CHAPTER VI
THE GOSPEL OF DISCONTENT

SAUL TRESITHNY was in a restless and disturbed frame of mind just now. He did not himself know what was creeping over him, but he had been for some time now experiencing a change of feeling,—a sense of weariness and disgust with his daily toil, with the people about him, with the world in general, that he had never felt before, and which perplexed him not a little.

A few weeks earlier, when this state had first assailed him, he believed it to be the outcome of his growing affection for Genefer, the farmer’s daughter, and thought, if he could but assure himself that his affection was returned, he should be himself once more; but in this conjecture he had not proved right. Genefer had admitted her preference for him; they held stolen interviews at all manner of times in and about the farm; she took care that his material comforts were greater than they had ever been before, and he could (if he chose) look forward to settling in life at no very distant date with a wife and home of his own. And yet he was not happy—he was more restless and discontented than ever in his life before.

Was it the monotony of farm labour that was the cause of this? Of course Saul and those about him had long known that he could do much better for himself if he wished. His grandfather had always told him that there was a home open to him in his comfortable cottage if he ever chose to avail himself of it, and that a wife of his would be warmly welcomed to make the home bright and cheerful for them both. He knew that the Duke would at any time give him employment in his stables, for Saul had a knack with horses that was well known all through the neighbourhood, and often caused him to be summoned to look at some refractory animal, and assist in the task of breaking him. Mr. St. Aubyn had more than once offered him the post of “odd man” at the rectory, where his one servant kept the flower garden and looked after the one stout cob which the Rector rode on his parish rounds, and had a comfortable little cottage at the gates for his home. But for some unexplained reason Saul had always declined these chances of bettering himself, and remained obstinately at his ill-paid farm work, greatly to the satisfaction of the farmer, who had never had so good an all-round man before, and who always treated Saul with consideration and affability, recognising qualities in him that he would have been loth to part with.

But perhaps no man of latent talent and energy is really content long together in a life that gives no scope for the exercise of his higher powers.

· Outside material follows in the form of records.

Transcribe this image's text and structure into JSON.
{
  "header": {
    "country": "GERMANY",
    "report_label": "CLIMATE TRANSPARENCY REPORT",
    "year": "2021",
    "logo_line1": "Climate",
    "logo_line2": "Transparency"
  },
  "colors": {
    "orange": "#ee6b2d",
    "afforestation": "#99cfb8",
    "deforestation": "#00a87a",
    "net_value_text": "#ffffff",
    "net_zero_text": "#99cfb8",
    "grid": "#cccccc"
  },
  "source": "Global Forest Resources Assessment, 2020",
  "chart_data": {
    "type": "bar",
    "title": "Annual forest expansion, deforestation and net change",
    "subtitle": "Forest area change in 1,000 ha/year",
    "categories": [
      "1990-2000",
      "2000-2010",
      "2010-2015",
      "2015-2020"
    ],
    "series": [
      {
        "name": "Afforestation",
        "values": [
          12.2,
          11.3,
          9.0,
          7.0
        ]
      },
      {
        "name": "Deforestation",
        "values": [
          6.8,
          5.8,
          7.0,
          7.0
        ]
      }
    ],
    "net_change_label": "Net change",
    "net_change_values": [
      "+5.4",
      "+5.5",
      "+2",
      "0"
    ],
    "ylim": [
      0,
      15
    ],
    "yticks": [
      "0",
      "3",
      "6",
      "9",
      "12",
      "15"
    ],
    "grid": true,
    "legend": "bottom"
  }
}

Possibly it was merely this sense of constraint and uselessness which was at the bottom of Saul’s inexplicable and little understood depression. However that maybe, he had certainly taken to a mood of sullen brooding, which could hardly be dignified by the name of thought. He avoided his grandfather’s cottage on Sunday, preferring to work off his oppression by taking long walks across the cliffs; often finding himself in the little town of Pentreath before he was ready for a halt; and it was in this place that he first began to know and hear something of the questions of the day that were stirring in the great world around his humble home.

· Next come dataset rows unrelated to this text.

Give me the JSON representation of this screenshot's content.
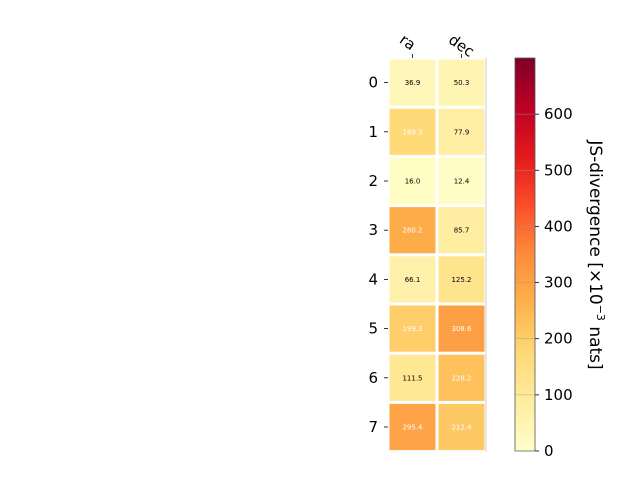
{
  "chart_data": {
    "type": "heatmap",
    "x_labels": [
      "ra",
      "dec"
    ],
    "y_labels": [
      "0",
      "1",
      "2",
      "3",
      "4",
      "5",
      "6",
      "7"
    ],
    "values": [
      [
        36.9,
        50.3
      ],
      [
        169.3,
        77.9
      ],
      [
        16.0,
        12.4
      ],
      [
        280.2,
        85.7
      ],
      [
        66.1,
        125.2
      ],
      [
        199.3,
        308.6
      ],
      [
        111.5,
        228.2
      ],
      [
        295.4,
        212.4
      ]
    ],
    "cell_labels": [
      [
        "36.9",
        "50.3"
      ],
      [
        "169.3",
        "77.9"
      ],
      [
        "16.0",
        "12.4"
      ],
      [
        "280.2",
        "85.7"
      ],
      [
        "66.1",
        "125.2"
      ],
      [
        "199.3",
        "308.6"
      ],
      [
        "111.5",
        "228.2"
      ],
      [
        "295.4",
        "212.4"
      ]
    ],
    "colormap": "YlOrRd",
    "colorbar": {
      "range": [
        0,
        700
      ],
      "ticks": [
        "0",
        "100",
        "200",
        "300",
        "400",
        "500",
        "600"
      ],
      "tick_values": [
        0,
        100,
        200,
        300,
        400,
        500,
        600
      ],
      "label_prefix": "JS-divergence [×10",
      "label_exp": "−3",
      "label_suffix": " nats]"
    },
    "label_dark_color": "#000000",
    "label_light_color": "#ffffff",
    "label_threshold": 150
  }
}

Newspapers never found their way to St. Bride’s, save to the castle; but Saul had formed the acquaintance of a cobbler in Pentreath, who was an ardent politician in his own way, and, with the natural and unexplained bias of his class, was a red-hot Radical to boot, and loved nothing so well as to inveigh with untrained and perfervid eloquence against the evils of the day—the oppression and misery of the poor, the tyranny and licentiousness, the cruelty and selfishness, of the rich. He prognosticated a day when there should be a general upheaval and turning of the tables, when every man should have his “rights,” and the tyrants of the earth should quake and tremble before their outraged slaves, as had been the case in France but a generation ago—the fearful story of which was well known to him, and over which he gloated with eager delight, even in its most ghastly details.

With this man we have no concern in these pages. He was one of that class of demagogues and agitators which was arising in England, and has flourished there to a greater or less extent ever since. Hundreds and thousands of these men were too obscure and too ignorant ever to make a name in the world, but they acted on the ignorant people about them as the leaven in the pan, and did much to bring about the state of general discontent and revolt which preceded the era of reform.

All through the month of January, when Saul would not spend his Sundays at the farm, on account of the visits of young Farmer Hewett, who was his especial aversion, he walked over to Pentreath and passed several hours with the cobbler, whose acquaintance he had made some time previously. At first the man’s talk had small interest for him, but he had a natural thirst for information; and great enthusiasm is like to kindle sparks in the minds of others, even when at first there seems small sympathy between them. Almost in spite of himself, Saul began to feel interested in the monologues and diatribes of the bright-eyed little artisan, and whether or no he agreed in his conclusions, he did come to have some notion of the state of the country at this time, the abuses which reigned there in many quarters, and the general sense amongst the people that something had got to be done to remedy this state of affairs—or they would know the reason why!